Abstract

AbstractA regional meteorology–chemistry model was used to evaluate the impact of battery electric vehicles (BEV) penetration on summer O3 concentrations in Kanto (Japan's most populous region). When all passenger cars shifted to BEVs, daytime ozone (O3) concentrations decreased over a wide area. The reduction of vehicle exhaust reduced O3 in inland suburban areas (NOx‐limited) and the reduction of gasoline fuel evaporation from vehicles and gas stations reduced O3 in urban areas (volatile organic compound (VOC)‐limited).

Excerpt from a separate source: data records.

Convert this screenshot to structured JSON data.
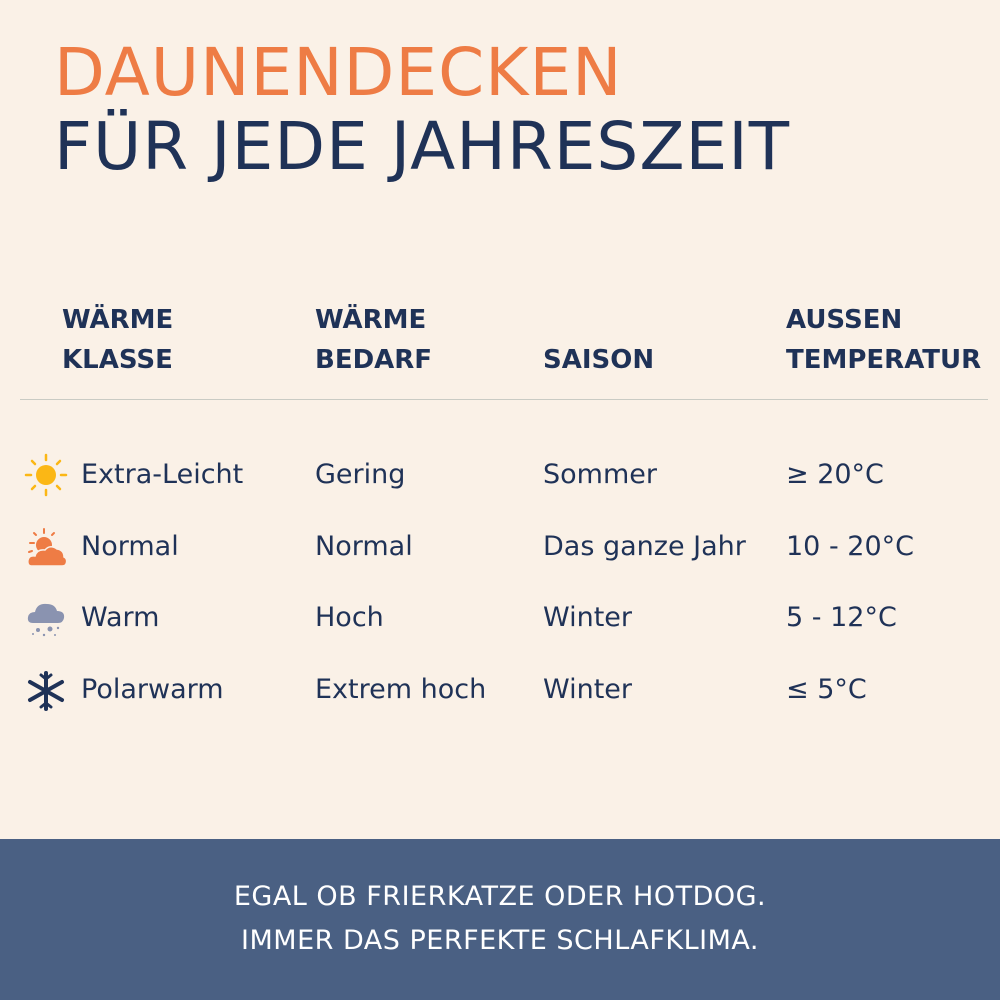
{
  "title": {
    "line1": "DAUNENDECKEN",
    "line2": "FÜR JEDE JAHRESZEIT"
  },
  "colors": {
    "background": "#faf1e7",
    "navy": "#1f3257",
    "orange": "#ee7c45",
    "footer": "#4a6083",
    "sun": "#fbb715",
    "cloud_grey": "#8a93b0"
  },
  "table": {
    "headers": [
      {
        "line1": "WÄRME",
        "line2": "KLASSE"
      },
      {
        "line1": "WÄRME",
        "line2": "BEDARF"
      },
      {
        "line1": "",
        "line2": "SAISON"
      },
      {
        "line1": "AUSSEN",
        "line2": "TEMPERATUR"
      }
    ],
    "rows": [
      {
        "icon": "sun-icon",
        "klasse": "Extra-Leicht",
        "bedarf": "Gering",
        "saison": "Sommer",
        "temperatur": "≥ 20°C"
      },
      {
        "icon": "sun-behind-cloud-icon",
        "klasse": "Normal",
        "bedarf": "Normal",
        "saison": "Das ganze Jahr",
        "temperatur": "10 - 20°C"
      },
      {
        "icon": "snow-cloud-icon",
        "klasse": "Warm",
        "bedarf": "Hoch",
        "saison": "Winter",
        "temperatur": "5 - 12°C"
      },
      {
        "icon": "snowflake-icon",
        "klasse": "Polarwarm",
        "bedarf": "Extrem hoch",
        "saison": "Winter",
        "temperatur": "≤ 5°C"
      }
    ]
  },
  "footer": {
    "line1": "EGAL OB FRIERKATZE ODER HOTDOG.",
    "line2": "IMMER DAS PERFEKTE SCHLAFKLIMA."
  }
}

The maximum location of maximum daily 8‐hr average O3 (MDA8hO3) sensitivity (−5%; −5 ppb) was at midway between urban and suburban areas, to which the reduction of exhaust and fuel evaporation contributed equally, respectively. The additional emissions from thermal power plants due to BEV's night‐charging could cause up to ±5% sensitivity to next‐day surface O3 concentrations topically. Depending on the O3 sensitivity regime (NOx‐ or VOC‐limited), additional NOx‐rich plumes from rural (urban) power plants tended to increase (decrease) the next day's O3. However, the spatial distribution of the regime varies temporally depending on such as NOx/VOC emission ratios and meteorological conditions. This study indicated that the distribution of negative (positive) O3 sensitivity by NOx‐rich plume is consistent with that of small (large) H2O2/HNO3 concentration ratios, indicating that H2O2/HNO3 works well as an indicator to discriminate O3 sensitivity regimes. Utilization of the H2O2/HNO3 indicator would enable regime distribution predictions without sensitivity simulations with varying NOx and VOC emissions, which would contribute to reducing computational costs.